The Mefisto model, based on the previous aggregate data structure and on a reviewed set of operators, has been proposed in Rafanelli & Ricci (1988, 1990, 1991, 1993). In these papers a formalization of the above-mentioned elements of the model (data structure and operators) is illustrated. Part of these operators were further studied in later papers (see Rafanelli & Shoshani, 1990; Bezenchek, Rafanelli, & Tininini, 1996a, 1996b).

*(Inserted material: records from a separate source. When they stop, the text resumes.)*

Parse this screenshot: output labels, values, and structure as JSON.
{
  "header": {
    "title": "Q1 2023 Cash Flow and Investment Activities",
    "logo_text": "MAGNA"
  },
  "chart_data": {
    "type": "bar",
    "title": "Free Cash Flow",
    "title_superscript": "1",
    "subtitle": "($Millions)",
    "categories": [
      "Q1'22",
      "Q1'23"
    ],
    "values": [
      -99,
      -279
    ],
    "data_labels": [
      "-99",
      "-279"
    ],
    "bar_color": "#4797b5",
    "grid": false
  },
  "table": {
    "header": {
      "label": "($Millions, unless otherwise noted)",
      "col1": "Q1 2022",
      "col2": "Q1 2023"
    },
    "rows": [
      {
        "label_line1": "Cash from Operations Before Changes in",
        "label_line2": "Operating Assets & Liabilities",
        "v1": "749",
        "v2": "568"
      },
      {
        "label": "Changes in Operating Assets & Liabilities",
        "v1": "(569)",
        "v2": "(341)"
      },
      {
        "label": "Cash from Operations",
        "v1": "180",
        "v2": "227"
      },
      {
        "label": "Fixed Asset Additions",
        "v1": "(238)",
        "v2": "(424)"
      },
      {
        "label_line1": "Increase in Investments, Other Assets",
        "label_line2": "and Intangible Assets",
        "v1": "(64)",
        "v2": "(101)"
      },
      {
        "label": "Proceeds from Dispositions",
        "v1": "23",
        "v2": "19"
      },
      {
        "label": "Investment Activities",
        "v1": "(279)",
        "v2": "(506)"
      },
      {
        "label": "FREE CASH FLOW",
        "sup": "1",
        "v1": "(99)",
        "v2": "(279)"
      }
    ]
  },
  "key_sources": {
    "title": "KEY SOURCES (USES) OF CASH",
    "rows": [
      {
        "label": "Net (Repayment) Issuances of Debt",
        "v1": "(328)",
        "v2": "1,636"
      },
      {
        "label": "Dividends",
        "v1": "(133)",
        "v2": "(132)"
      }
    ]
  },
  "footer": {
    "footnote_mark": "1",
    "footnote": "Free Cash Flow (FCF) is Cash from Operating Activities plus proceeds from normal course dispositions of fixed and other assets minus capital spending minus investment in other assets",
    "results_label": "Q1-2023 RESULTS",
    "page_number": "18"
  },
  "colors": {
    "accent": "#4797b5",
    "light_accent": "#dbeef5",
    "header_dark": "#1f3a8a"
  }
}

As mentioned in the introduction of this chapter, visualization and data analysis (which represent, together with query formulation and extracting aggregate data from a database, the four steps for data analysis applications, as discussed in Gray et al., 1997), use tools which carry out dimensionality reduction (aggregation or summarization) in order to represent the dataset as an n-dimensional space. Boolean operations or logical associations between data are not of prime importance to users; in addition, updating and deleting data is rare or forbidden (see Ghosh, 1986), because their statistical use means they are generally considered static data, that is, data which represent "events consolidated in time." In fact, the most common manipulation is related to the encoding of data summarization, or to the reclassification of the descriptive data. In order to schematically represent the operations formally described later in this chapter, we use the graph in Figure 1, where the orientated edges go from the input data structure to the output data structure, with regard to the operations associated with a single edge.
The algebra operations can have one or two multidimensional aggregate entities in input, or the couple <relation, multidimensional aggregate entity>; output is one multidimensional aggregate entity. The relational algebra operations (see, for example, Abiteboul, Hull, & Vianu, 1995) are necessary for the manipulation of relations resulting from the performance of the comparison operation; they are relations in non-first normal-form (that is, relations having a set like tuple components, relations such as those discussed in Ozsoyoglu, Ozsoyoglu, & Matos (1987).
The operators, described in the following, refer to the n-dimensional aggregate data structure, generally represented by a table. They are able to operate on this data structure, working only on its descriptive part. Furthermore the way of working on the summary values is included in each operation, that is, the computation of the summary values is automatic and therefore it happens in a manner transparent to the user.